Levensloop[bewerken | brontekst bewerken]

Inayat Khan, zoon van Rahmat Khan en Khatidja Bibi, groeide op in de Mogol-cultuur met haar gecombineerde hindoe- en moslimkarakter en werd sterk beïnvloed door zijn grootvader Maula Bakhsh, die als moslim was opgevoed. Inayat Khan was een afstammeling van een oude familie van soefi's, musici en dichters en was een kenner van zowel de Zuid- en Noord-Indiase muziekstijl, waaronder de dhrupad muziek. Zijn moeder was een dochter van Maula Bakhsh, in die tijd een groot musicus en dichter. Maula Bakhsh is nog steeds bekend in India.

De vooraanstaande positie van Maula Bakhsh bracht zijn familieleden in contact met brahmanen en parsi’s (dit zijn aanhangers van de leer van Zarathoestra). Dit heeft Inayat Khans wijze van denken sterk beïnvloed. Het is ook niet verwonderlijk dat hij zeer muzikaal was.

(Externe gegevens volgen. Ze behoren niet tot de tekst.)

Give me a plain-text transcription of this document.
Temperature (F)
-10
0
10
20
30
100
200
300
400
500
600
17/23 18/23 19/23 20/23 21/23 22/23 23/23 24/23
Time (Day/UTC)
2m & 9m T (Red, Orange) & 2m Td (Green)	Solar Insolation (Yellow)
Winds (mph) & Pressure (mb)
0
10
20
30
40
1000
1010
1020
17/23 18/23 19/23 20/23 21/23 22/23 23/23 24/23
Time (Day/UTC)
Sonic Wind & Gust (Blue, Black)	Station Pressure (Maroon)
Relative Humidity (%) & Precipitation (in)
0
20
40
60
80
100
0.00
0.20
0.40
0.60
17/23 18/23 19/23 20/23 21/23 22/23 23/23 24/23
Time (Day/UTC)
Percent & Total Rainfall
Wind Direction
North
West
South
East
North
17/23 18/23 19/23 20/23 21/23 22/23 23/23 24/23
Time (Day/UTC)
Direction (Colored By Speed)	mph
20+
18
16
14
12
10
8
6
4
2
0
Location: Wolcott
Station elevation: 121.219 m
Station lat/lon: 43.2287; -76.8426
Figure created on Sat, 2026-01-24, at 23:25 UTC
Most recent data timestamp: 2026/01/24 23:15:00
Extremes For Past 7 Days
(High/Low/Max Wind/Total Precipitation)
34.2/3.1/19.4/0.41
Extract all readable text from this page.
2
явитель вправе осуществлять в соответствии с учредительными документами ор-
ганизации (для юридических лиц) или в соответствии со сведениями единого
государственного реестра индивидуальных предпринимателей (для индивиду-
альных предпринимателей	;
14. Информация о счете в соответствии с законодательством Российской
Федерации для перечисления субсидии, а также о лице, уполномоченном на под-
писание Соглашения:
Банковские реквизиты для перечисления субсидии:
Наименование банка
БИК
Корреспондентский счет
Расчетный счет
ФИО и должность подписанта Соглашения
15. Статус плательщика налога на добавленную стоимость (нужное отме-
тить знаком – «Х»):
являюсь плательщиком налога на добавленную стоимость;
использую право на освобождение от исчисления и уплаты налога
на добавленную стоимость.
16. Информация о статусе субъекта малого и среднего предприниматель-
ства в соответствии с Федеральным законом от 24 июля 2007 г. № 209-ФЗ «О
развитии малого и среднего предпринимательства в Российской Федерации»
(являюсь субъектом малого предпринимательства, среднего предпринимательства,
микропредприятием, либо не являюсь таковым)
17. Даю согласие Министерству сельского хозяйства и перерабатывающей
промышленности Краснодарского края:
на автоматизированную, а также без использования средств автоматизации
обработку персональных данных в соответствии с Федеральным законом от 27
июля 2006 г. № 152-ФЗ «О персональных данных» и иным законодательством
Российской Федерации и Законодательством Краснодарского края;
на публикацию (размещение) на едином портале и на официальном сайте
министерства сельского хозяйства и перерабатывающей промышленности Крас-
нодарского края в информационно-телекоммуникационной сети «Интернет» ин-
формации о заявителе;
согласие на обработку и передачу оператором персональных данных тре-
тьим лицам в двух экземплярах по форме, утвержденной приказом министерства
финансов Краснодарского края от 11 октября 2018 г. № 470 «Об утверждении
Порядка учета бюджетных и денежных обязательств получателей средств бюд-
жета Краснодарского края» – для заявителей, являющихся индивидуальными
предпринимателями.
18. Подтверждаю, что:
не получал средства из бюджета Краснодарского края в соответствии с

Als negenjarige jongen zong hij aan het hof van de maharadja een beroemde Sanskriet hymne, waarvoor hij een onderscheiding en een studiebeurs kreeg. Zijn geliefde instrument was de vina.

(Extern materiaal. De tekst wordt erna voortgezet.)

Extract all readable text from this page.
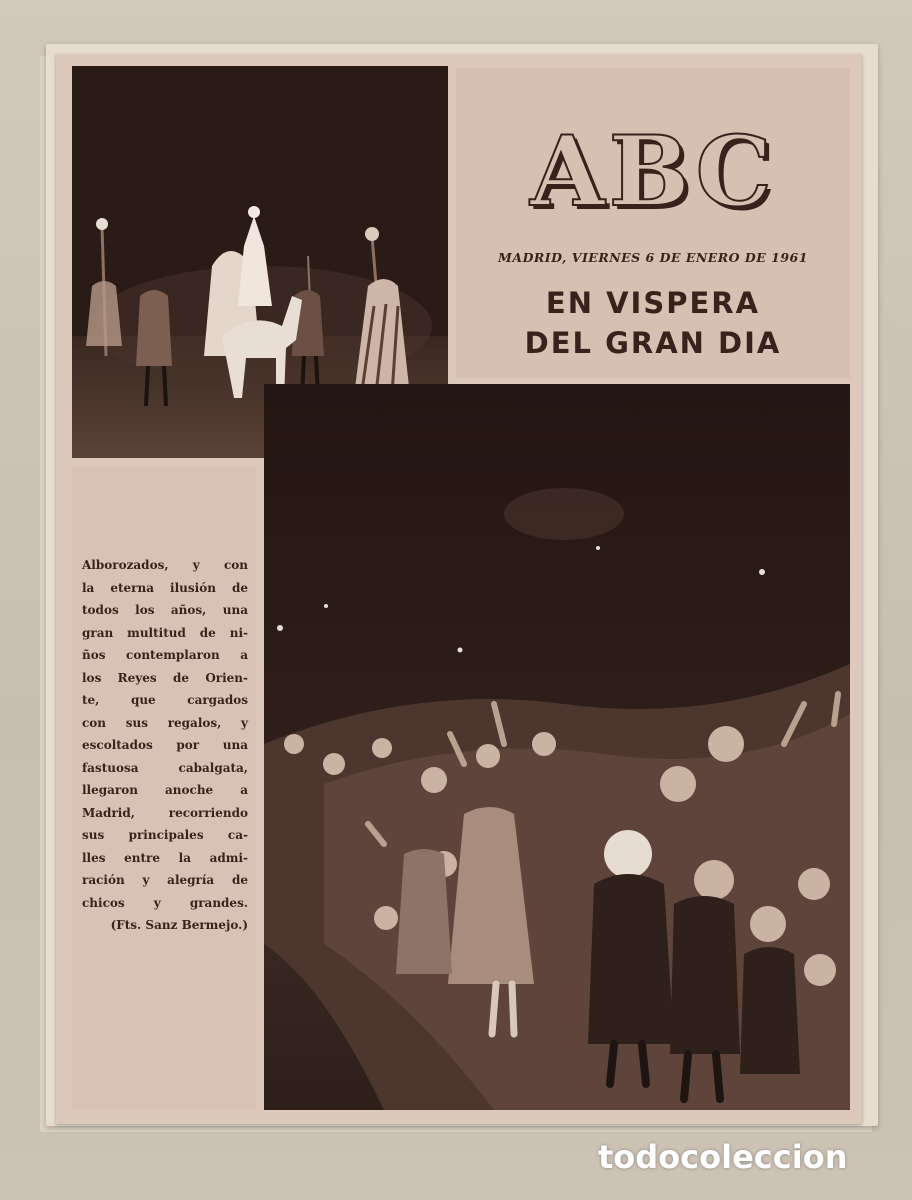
ABC
MADRID, VIERNES 6 DE ENERO DE 1961
EN VISPERA
DEL GRAN DIA

Alborozados, y con
la eterna ilusión de
todos los años, una
gran multitud de ni-
ños contemplaron a
los Reyes de Orien-
te, que cargados
con sus regalos, y
escoltados por una
fastuosa cabalgata,
llegaron anoche a
Madrid, recorriendo
sus principales ca-
lles entre la admi-
ración y alegría de
chicos y grandes.
(Fts. Sanz Bermejo.)

todocoleccion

Hij bezocht een Maharathi Hindoeschool. Mystieke en muzikale aanleg, trok zich vaak terug, zocht de stilte op. Zijn muziek tilde hem en zijn toehoorders op boven aardse sferen, en bracht hen in een vorm van extase. Een ziener zei: "Jij gaat naar het Westen..."

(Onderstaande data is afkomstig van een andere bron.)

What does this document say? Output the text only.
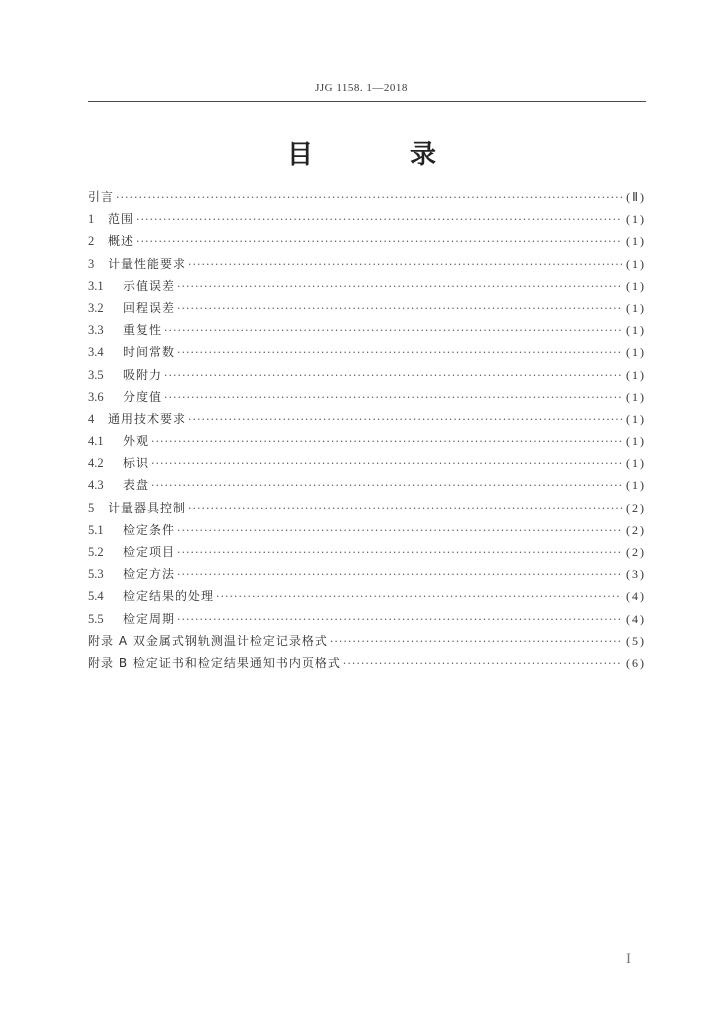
JJG 1158. 1—2018
目 录
引言 ·····	(Ⅱ)
1	范围 ·····	(1)
2	概述 ·····	(1)
3	计量性能要求 ·····	(1)
3.1	示值误差 ·····	(1)
3.2	回程误差 ·····	(1)
3.3	重复性 ·····	(1)
3.4	时间常数 ·····	(1)
3.5	吸附力 ·····	(1)
3.6	分度值 ·····	(1)
4	通用技术要求 ·····	(1)
4.1	外观 ·····	(1)
4.2	标识 ·····	(1)
4.3	表盘 ·····	(1)
5	计量器具控制 ·····	(2)
5.1	检定条件 ·····	(2)
5.2	检定项目 ·····	(2)
5.3	检定方法 ·····	(3)
5.4	检定结果的处理 ·····	(4)
5.5	检定周期 ·····	(4)
附录 A 双金属式钢轨测温计检定记录格式 ·····	(5)
附录 B 检定证书和检定结果通知书内页格式 ·····	(6)
I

Muziek en werken[bewerken | brontekst bewerken]

Hij gaf met zóveel succes muzieklessen, dat hij nog voor zijn twintigste professor werd aan de muziekacademie, de Gayan Shala, die zijn grootvader in 1886 had opgericht en die nu deel uitmaakt van de kunstfaculteit van de universiteit van Baroda.

Na de dood van Maula Bakhsh, zijn moeder en broer vertrok hij naar Madras en Mysore waar hij als gevierd musicus concerten gaf. In Hyderabad, in het huis van zijn vriend en leraar die hem de Perzische en Arabische literatuur leerde kennen, vond hij zijn Murshid: Syed Mohammed Hashim Madani. Die behoorde tot de Indiase Chistia Orde der soefi's. Vier jaar verbleef hij in Hyderabad tot de dood van zijn Murshid in 1908. Voordat deze overleed vertelde deze Inayat Khan dat hij naar het westen moest gaan om daar de boodschap van geestelijke vrijheid en de eenheid van religieuze idealen te brengen. Twee jaar later, in 1910, vertrok hij samen met zijn broer Maheboob Khan en zijn neef Mohammed Ali Khan naar de Verenigde Staten. Zijn jongste broer Musharaff Khan zou hem later volgen. Zij allen waren musici en werden vertegenwoordiger van diverse muzikale tradities van hun geboorteland India.

In 1912 begonnen hun reizen door bijna heel Europa; later reisden ze ook weer rond in Amerika.[1] In datzelfde jaar trouwde lnayat Khan met de Amerikaanse Ora Ray Baker. Uit dit huwelijk zouden vier kinderen worden geboren: Noorunnisa, Vilayat, Hidayat en Khairunnisa. Van 1913 tot 1914 verbleef de familie in Rusland, alwaar Inayat Khan zich misschien wel voor het eerst weer thuis voelde: de hele sfeer daar herinnerde hem aan India. Daar werkte hij samen met de musicus Sergei Tolstoj - zoon van de schrijver Leo Tolstoj - aan het muziekstuk: Sjakuntala.[2] Ook kwam Inayat Khan in contact met de componist Skriabin. Vlak voor het uitbreken van de Eerste Wereldoorlog vertrok hij, via een kort verblijf in Frankrijk, met z'n familie naar Engeland waar hij tot 1920 verbleef. Hij stak toen over naar Frankrijk waar hij tot 1926 in Suresnes, nu een buitenwijk van Parijs, woonde. In 1920 kwam hij ook jaarlijks naar Nederland, waar hij lezingen hield in Amsterdam, Arnhem, Den Haag en Haarlem. Daarna kwam hij jaarlijks terug voor zomerscholen in de villa van baron Hubertus Paulus van Tuyll van Serooskerken aan de Zuidboulevard in Katwijk.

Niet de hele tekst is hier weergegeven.